A new bipartisan bill will aim to punish foreign day backed by China, Russia and other nation-states by freezing their assets and deporting them out of the US.

Rep. Mike Rogers (R-Mich.), who chairs the House Intelligence Committee and leads cybersecurity efforts in Congress has proposed the Cyber Economic Espionage Accountability Act, along with Rep. Tim Ryan (D-Ohio) and Republican Sen. Ron Johnson (R-Wis.).

The measure, introduced just one day before Chinese President Xi Jinping visits the United States, will look to root out individual hackers instead of companies, and will make their names public.

“This is a vital step to let China know that there are real consequences to stealing American intellectual property and robbing US ingenuity and innovation in order to gain competitive advantage,” Rogers said. "It’s happening at an alarming rate. It is one of my top national security concerns. This rampant theft is crushing American jobs. We need to identify these economic cyber criminals and create valid consequences to prevent them from undermining our economy and compromising U.S. national security.”

State-affiliated cyber-espionage campaigns were responsible for one-fifth of all data breaches recorded by Verizon last year, with targets ranging from the very large (think Saudi Aramco) to the very small. The act calls for the Department of Justice to bring more economic espionage criminal cases against offending foreign actors.

“This bill will give the President and Congress the power and oversight to deal with foreign cyber espionage in a meaningful way,” said Ryan. “Stealing intellectual property not only threatens the manufacturing jobs we have – it threatens the jobs we are trying to create. We need to ensure that countries like China and Russia no longer gain a competitive advantage through cyber-crimes.”

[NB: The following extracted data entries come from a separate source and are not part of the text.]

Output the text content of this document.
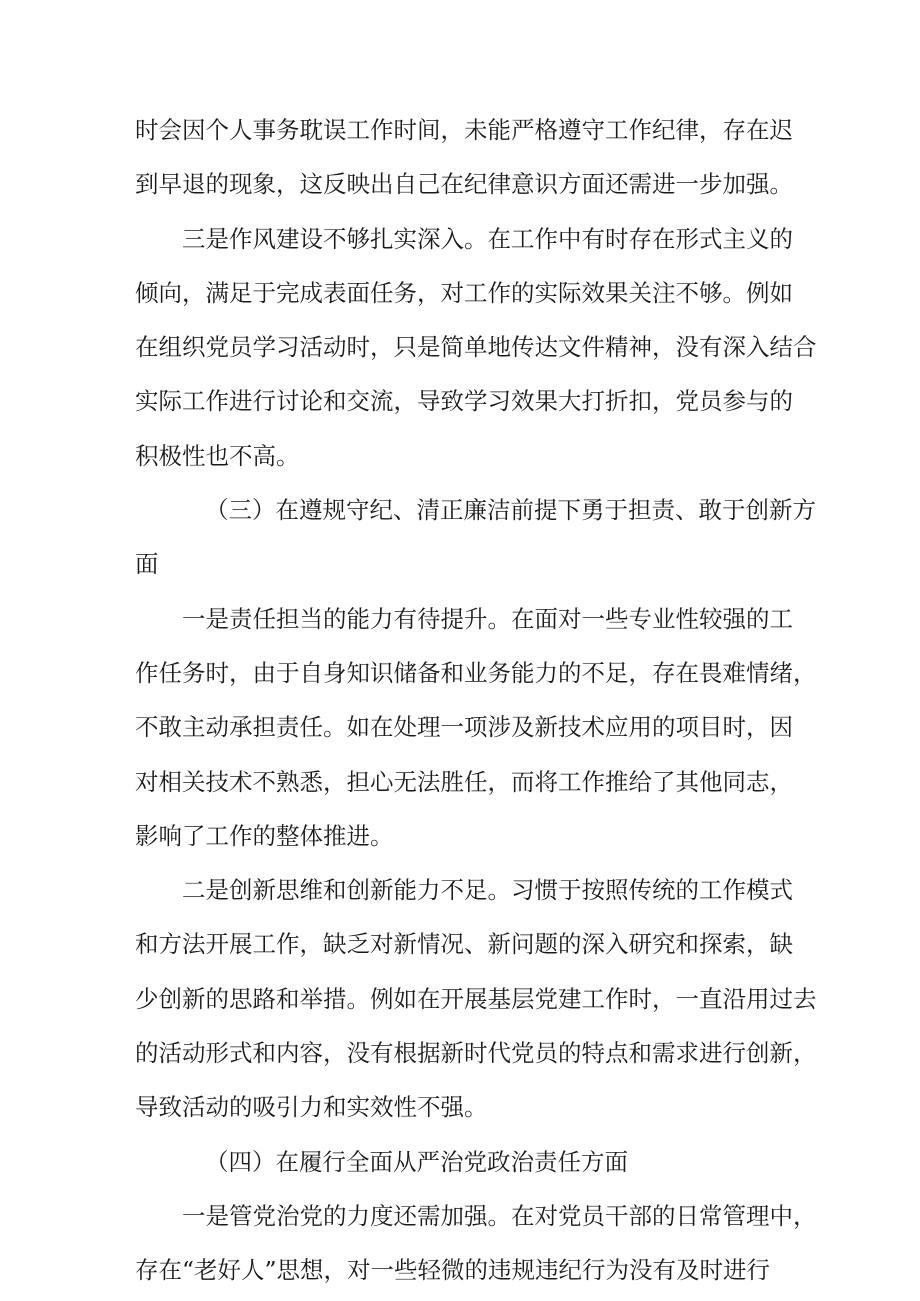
时会因个人事务耽误工作时间，未能严格遵守工作纪律，存在迟
到早退的现象，这反映出自己在纪律意识方面还需进一步加强。
三是作风建设不够扎实深入。在工作中有时存在形式主义的
倾向，满足于完成表面任务，对工作的实际效果关注不够。例如
在组织党员学习活动时，只是简单地传达文件精神，没有深入结合
实际工作进行讨论和交流，导致学习效果大打折扣，党员参与的
积极性也不高。
（三）在遵规守纪、清正廉洁前提下勇于担责、敢于创新方
面
一是责任担当的能力有待提升。在面对一些专业性较强的工
作任务时，由于自身知识储备和业务能力的不足，存在畏难情绪，
不敢主动承担责任。如在处理一项涉及新技术应用的项目时，因
对相关技术不熟悉，担心无法胜任，而将工作推给了其他同志，
影响了工作的整体推进。
二是创新思维和创新能力不足。习惯于按照传统的工作模式
和方法开展工作，缺乏对新情况、新问题的深入研究和探索，缺
少创新的思路和举措。例如在开展基层党建工作时，一直沿用过去
的活动形式和内容，没有根据新时代党员的特点和需求进行创新，
导致活动的吸引力和实效性不强。
（四）在履行全面从严治党政治责任方面
一是管党治党的力度还需加强。在对党员干部的日常管理中，
存在“老好人”思想，对一些轻微的违规违纪行为没有及时进行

Last month, the Senate introduced the Deter Cyber Theft Act, a similar initiative. If passed, it would require the Director of National Intelligence to compile an annual report on foreign economic and industrial espionage, including a priority watch list of the worst offenders; a list of companies and countries engaging in theft; a list of US technologies or proprietary information targeted by such espionage and, to the extent possible, a list of such information that has been stolen and what it’s been used for; and actions taken by the DNI and other federal agencies to combat industrial or economic espionage in cyberspace.

The legislation would also require the president to block import of products containing stolen US technology.